Une comédie qui n'a de dramatique que son abondance de clichés américains. Entre l'aspect génial-entrepeneur des deux teenagers, le conservatisme des parents, la girl next door photographe et maître nageuse, le hometown golden boy de retour de l'armée, les muscle cars...Contexte d'une ville un peu paumée qui pourrait être intéressant s'il était exploité avec un minimum de profondeur.
Mais non, on reste sur un déroulé classique de deux teenagers, l'un instinctif pragmatique et l'autre rêveur brillant, qui se "déchirent" autour d'une soi-disant "bad-girl" (qu'a-t-elle de bad mis à part prendre des photos, allez savoir) et leurs découvertes respectives de la sexualité.
Le film s'en tire avec quelques phrases pépites et une plutôt bonne connivence entre les deux amis.

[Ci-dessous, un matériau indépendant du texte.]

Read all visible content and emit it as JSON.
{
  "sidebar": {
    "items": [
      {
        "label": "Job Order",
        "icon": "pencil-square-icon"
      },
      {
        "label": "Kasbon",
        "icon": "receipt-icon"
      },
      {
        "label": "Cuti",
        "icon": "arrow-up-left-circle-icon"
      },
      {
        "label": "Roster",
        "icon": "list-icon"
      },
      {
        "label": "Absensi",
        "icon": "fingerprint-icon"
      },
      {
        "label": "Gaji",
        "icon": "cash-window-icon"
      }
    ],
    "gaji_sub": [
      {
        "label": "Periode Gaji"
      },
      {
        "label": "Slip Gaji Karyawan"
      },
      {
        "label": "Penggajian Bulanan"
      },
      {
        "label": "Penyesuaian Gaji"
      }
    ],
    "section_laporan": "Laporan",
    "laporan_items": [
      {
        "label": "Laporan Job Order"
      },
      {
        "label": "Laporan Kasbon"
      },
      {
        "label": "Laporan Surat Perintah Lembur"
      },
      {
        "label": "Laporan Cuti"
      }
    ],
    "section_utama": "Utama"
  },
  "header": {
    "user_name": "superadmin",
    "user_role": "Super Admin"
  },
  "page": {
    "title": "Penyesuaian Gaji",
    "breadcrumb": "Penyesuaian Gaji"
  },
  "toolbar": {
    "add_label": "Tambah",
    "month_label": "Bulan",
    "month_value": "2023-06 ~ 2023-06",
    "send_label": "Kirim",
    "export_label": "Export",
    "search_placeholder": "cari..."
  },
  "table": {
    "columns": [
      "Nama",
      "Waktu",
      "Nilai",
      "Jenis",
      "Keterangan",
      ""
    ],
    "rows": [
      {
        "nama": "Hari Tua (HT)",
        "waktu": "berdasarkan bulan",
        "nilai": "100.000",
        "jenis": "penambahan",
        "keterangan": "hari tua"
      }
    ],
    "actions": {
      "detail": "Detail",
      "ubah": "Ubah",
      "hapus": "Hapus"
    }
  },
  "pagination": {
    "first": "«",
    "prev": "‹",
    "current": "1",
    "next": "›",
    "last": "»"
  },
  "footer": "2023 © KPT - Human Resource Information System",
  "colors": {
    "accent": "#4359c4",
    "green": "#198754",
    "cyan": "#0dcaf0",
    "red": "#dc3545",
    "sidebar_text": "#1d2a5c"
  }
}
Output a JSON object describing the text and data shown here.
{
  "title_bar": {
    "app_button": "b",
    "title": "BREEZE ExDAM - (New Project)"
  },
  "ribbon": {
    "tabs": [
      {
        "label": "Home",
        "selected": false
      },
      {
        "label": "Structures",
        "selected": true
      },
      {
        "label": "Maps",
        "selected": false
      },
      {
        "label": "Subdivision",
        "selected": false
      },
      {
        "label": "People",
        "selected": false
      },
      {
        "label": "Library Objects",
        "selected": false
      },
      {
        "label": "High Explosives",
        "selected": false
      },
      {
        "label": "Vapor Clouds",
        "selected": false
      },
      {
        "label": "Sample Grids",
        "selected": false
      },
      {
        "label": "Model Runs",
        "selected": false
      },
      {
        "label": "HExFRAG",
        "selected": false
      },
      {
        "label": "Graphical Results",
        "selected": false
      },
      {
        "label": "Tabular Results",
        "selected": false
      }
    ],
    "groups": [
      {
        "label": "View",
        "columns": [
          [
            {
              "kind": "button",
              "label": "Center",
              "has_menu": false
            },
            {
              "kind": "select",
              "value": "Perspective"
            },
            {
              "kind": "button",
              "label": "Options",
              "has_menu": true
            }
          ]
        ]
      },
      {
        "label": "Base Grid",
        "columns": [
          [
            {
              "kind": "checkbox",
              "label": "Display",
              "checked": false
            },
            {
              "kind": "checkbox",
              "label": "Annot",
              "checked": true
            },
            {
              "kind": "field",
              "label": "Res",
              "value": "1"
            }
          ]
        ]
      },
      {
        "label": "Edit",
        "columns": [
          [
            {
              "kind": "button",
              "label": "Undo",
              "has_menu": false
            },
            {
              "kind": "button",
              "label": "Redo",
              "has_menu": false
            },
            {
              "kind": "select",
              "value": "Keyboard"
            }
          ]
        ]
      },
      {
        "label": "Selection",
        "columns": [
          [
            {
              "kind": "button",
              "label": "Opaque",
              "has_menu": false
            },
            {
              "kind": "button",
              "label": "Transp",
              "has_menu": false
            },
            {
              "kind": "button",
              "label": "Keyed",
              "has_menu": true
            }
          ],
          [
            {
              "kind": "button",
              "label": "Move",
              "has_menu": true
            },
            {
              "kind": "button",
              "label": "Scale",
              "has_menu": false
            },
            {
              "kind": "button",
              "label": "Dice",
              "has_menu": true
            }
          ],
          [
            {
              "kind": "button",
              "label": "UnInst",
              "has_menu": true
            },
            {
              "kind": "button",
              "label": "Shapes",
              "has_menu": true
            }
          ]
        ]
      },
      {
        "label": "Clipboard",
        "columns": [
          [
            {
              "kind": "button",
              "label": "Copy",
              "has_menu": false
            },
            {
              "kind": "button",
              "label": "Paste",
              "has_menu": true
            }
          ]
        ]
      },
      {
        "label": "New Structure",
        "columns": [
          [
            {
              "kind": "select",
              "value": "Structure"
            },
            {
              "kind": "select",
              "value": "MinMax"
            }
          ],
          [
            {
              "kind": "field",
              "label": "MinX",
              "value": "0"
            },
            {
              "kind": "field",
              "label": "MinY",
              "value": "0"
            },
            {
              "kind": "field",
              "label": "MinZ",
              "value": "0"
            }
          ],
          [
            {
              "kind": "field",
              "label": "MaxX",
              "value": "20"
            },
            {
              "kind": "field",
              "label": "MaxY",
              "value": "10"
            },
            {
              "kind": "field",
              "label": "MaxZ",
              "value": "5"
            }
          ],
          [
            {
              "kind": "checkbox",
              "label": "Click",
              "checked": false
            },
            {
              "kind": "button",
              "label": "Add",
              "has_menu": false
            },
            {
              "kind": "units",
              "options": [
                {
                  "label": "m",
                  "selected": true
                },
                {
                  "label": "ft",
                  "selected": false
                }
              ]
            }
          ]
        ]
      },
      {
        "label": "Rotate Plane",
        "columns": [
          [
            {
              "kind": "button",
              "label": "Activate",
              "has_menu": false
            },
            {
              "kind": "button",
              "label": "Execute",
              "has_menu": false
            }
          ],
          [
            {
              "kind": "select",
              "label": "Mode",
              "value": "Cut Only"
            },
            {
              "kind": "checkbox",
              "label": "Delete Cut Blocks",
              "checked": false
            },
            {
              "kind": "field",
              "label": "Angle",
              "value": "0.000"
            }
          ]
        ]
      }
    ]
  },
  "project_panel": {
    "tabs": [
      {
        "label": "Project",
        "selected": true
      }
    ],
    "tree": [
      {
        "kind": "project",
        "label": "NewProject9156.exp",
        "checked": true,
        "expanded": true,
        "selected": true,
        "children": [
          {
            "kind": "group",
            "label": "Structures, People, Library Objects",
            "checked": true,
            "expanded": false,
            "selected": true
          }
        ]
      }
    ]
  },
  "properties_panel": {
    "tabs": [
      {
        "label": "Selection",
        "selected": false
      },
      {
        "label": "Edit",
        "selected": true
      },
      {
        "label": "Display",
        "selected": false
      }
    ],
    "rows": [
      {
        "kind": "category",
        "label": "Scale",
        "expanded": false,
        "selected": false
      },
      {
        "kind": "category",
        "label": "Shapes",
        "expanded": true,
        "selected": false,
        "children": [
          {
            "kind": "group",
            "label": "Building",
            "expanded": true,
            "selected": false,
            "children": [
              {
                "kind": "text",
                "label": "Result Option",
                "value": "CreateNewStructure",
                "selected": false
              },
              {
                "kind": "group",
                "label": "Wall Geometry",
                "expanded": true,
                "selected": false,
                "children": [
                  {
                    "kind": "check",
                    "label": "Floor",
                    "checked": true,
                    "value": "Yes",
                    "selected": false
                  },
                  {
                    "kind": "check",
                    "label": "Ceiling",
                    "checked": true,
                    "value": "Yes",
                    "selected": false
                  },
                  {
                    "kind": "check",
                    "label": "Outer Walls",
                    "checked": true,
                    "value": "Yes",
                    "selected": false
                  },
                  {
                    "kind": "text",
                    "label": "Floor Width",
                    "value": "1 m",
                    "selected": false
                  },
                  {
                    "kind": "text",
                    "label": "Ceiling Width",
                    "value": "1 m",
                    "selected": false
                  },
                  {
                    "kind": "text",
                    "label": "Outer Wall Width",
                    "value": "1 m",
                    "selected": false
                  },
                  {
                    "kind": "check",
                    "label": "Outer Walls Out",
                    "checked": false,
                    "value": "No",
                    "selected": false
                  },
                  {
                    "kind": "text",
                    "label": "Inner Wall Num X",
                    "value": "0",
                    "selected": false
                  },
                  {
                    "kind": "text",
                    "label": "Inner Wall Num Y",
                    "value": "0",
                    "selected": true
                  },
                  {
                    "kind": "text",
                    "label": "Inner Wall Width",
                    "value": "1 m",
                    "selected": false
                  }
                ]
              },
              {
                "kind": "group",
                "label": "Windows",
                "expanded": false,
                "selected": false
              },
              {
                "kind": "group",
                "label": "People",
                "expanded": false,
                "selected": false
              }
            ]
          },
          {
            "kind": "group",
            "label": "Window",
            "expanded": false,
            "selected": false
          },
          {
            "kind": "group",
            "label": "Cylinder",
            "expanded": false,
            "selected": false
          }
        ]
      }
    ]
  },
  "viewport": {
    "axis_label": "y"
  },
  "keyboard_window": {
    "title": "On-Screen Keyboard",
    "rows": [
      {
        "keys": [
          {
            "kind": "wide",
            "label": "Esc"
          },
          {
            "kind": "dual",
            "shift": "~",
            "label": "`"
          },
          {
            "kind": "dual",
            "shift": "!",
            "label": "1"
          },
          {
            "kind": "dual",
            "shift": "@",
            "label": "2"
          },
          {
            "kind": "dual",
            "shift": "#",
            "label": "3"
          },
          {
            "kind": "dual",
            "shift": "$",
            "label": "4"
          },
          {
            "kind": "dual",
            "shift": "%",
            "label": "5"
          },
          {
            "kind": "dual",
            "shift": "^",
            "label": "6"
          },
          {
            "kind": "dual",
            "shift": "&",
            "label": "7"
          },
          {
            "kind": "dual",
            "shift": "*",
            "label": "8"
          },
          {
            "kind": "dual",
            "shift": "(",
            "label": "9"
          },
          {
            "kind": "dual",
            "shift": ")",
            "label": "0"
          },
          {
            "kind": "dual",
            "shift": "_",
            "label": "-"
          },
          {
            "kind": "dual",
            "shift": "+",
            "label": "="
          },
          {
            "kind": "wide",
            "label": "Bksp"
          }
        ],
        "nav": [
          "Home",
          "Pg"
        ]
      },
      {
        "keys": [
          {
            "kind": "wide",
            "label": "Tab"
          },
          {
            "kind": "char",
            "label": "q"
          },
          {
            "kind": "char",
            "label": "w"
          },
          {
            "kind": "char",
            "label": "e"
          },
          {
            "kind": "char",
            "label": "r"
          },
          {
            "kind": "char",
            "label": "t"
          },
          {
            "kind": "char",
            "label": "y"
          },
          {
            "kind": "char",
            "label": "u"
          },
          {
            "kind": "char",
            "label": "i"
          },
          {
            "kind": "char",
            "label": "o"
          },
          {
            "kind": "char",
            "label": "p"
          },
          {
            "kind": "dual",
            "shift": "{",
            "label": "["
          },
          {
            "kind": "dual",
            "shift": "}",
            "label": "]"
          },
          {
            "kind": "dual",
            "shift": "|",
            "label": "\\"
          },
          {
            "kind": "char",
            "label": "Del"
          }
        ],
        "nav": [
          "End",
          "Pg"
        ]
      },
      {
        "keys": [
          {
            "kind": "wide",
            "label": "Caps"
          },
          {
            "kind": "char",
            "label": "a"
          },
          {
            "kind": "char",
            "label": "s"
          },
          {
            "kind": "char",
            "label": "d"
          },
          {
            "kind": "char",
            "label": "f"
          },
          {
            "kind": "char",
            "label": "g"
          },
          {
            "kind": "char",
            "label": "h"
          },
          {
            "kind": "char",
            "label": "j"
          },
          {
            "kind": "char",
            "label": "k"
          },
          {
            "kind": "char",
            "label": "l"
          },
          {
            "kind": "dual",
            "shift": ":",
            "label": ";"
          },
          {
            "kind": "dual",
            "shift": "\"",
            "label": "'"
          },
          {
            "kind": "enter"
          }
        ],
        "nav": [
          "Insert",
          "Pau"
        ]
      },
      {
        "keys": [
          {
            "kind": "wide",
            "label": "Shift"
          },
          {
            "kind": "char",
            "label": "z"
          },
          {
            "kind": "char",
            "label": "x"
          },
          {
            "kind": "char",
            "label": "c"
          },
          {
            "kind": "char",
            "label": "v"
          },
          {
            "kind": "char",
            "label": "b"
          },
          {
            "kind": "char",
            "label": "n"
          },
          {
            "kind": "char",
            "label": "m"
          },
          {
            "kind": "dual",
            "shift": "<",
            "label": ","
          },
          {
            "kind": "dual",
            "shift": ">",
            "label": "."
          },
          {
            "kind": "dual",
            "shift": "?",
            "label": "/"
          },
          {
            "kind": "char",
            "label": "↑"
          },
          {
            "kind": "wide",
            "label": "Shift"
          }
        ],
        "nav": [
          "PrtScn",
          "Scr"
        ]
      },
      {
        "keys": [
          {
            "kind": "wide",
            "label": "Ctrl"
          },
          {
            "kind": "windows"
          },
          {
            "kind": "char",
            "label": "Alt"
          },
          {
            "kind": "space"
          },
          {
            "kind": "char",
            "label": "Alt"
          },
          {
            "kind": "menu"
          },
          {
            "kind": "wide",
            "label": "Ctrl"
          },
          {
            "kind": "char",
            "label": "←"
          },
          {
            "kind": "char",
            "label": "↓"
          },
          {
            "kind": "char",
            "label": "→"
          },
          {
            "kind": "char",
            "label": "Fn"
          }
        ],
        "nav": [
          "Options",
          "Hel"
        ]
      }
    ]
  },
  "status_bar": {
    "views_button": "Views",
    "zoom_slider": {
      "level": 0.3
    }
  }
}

Il manque cependant cruellement de scènes marquantes et n'arrive jamais à vraiment embarquer le spectateur dans cette atmosphère propre aux films du genre coming-of-age qui peuvent créer une nostalgie de cette période. A ce titre, Snack shack n'arrive pas à la cheville d'un Dazed & Confused ou d'un "folle journée de Ferris Bueller".
Et ne parlons pas de la fin du film où tout finit par s'arranger par magie sur fond d'accident et de cette mélasse qu'est le père qui partage pour la première fois une bière avec son fils sous le porche de leur maison de suburb.